We started in our neighborhoods by helping elderly people who needed someone to do their shopping. Then we started producing our own Poli-branded masks. We delivered and donated facial shields for different hospitals in need, we also donated food for a few families with low or no incomes. These are only a few examples. We try our best to give back to the community. We keep our supporters updated every day on our social medias with any changes taking place.”
Timişoara itself, as with the rest of Romania, has been closed down. Dragan did note that there was a plan to reopen later this month, though as with all nations at this time, plans are open to change.
“Timişoara is, like the entire country, under emergency state,” Dragan explained. “It is said that from 15th of this month the emergency state will be over.

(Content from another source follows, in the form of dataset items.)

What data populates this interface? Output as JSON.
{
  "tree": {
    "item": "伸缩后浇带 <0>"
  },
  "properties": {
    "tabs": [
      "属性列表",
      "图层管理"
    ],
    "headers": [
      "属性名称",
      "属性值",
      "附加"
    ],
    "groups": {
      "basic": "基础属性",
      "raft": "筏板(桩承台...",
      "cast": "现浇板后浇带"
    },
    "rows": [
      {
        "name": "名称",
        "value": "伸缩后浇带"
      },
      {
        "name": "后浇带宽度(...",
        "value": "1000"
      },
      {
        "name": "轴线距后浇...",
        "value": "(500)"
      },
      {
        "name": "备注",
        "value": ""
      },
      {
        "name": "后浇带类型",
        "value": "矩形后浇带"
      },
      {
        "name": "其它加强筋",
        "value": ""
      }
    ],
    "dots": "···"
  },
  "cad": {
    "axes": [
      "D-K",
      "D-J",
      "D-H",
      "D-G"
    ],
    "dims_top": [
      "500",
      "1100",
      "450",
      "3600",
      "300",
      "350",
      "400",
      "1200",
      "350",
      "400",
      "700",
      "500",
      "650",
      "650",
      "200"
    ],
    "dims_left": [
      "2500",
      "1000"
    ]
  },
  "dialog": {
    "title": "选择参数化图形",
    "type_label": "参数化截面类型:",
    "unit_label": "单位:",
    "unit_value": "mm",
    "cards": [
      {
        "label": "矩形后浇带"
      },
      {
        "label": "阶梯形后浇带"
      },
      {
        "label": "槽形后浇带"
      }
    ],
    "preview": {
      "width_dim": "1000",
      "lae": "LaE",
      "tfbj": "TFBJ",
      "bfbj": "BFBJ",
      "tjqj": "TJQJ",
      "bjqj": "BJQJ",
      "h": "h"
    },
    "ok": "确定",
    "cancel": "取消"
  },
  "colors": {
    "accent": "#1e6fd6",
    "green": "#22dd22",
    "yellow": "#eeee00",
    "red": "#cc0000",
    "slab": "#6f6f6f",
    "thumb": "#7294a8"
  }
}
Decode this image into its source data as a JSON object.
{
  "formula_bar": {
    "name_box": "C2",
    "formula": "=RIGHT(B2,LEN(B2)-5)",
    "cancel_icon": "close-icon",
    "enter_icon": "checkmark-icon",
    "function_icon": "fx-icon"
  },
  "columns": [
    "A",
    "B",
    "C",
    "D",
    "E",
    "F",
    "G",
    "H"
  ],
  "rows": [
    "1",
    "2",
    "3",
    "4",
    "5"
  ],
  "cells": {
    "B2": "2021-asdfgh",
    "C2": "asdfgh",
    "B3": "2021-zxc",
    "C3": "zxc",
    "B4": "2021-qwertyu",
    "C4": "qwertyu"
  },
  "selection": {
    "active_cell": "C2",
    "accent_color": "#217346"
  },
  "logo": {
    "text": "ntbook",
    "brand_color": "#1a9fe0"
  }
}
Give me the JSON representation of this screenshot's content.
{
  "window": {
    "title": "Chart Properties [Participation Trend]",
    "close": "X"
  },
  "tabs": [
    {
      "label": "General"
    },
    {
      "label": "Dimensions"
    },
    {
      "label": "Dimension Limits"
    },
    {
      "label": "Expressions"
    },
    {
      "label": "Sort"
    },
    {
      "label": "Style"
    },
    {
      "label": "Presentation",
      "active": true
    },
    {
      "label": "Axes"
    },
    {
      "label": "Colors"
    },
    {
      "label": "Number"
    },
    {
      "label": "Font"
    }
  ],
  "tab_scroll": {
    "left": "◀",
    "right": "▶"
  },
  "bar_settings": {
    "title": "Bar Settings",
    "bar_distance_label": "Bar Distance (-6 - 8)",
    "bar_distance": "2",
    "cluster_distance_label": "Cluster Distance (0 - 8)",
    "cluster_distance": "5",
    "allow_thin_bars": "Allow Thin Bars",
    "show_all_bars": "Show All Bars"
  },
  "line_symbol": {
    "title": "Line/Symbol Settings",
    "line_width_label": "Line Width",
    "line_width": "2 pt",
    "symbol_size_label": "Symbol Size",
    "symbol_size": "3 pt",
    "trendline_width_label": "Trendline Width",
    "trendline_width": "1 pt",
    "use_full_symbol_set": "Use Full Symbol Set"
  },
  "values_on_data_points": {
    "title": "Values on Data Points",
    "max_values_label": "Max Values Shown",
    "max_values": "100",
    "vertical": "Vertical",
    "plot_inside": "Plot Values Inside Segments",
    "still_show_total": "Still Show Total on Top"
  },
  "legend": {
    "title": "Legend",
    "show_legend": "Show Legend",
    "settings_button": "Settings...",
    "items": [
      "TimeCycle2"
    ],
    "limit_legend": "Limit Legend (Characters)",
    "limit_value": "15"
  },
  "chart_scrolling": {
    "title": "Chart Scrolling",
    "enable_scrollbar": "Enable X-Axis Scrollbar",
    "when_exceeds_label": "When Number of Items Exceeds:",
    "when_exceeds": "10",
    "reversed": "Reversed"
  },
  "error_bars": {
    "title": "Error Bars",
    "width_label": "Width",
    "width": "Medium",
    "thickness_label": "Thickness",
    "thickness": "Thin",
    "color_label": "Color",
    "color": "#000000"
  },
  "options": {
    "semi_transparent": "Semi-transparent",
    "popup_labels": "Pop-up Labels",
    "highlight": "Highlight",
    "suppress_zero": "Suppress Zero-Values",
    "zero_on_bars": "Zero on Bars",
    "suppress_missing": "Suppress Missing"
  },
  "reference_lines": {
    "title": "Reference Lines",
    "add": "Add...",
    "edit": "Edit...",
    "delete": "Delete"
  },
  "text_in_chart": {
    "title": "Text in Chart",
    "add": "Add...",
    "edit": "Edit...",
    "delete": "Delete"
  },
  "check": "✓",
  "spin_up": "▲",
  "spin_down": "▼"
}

People are trying to follow the measures set in place by detail as we all want to cut out this coronavirus curve.”
Despite the push by some to get football restarted as soon as possible, Poli have supported the idea of cancelling their season, regardless of their potential promotion hopes.
“We expressed our position in an official statement on April 28th in which we said that we want this actual second league Season to be canceled,” Dragan stated. “There are only a few months available and playing [every] 3 days might be too much for our players health condition and it would be an enormous financial effort.”
A chief concern of the club is its financial reliance on match day sales, which would not be helped by closed-door games. Without rich investors, the club would need that direct line to its supporters to be able to safely fund further activity.
“Our budget mostly comes from our fans,” Dragan continued, “so not having them in the stands is already a loss for us both financially and morally because their support at each match counts a lot. We call them our twelfth player.”
For supporter-owned clubs like ASU Politehnica Timișoara, the summer of 2020 and the choices made regarding the 20/21 and 21/22 seasons will not just be affecting the enjoyment of fans. Instead, these conversations and choices may well define the security of the clubs themselves.
There are still countless questions to be answered when it comes to how football will look and operate as the COVID-19 pandemic continues to develop. Amid those questions, far more than the leagues with major international television deals are being affected. Perhaps more importantly, those clubs, despite a smaller slice of the limelight, are making themselves part of the search for a solution.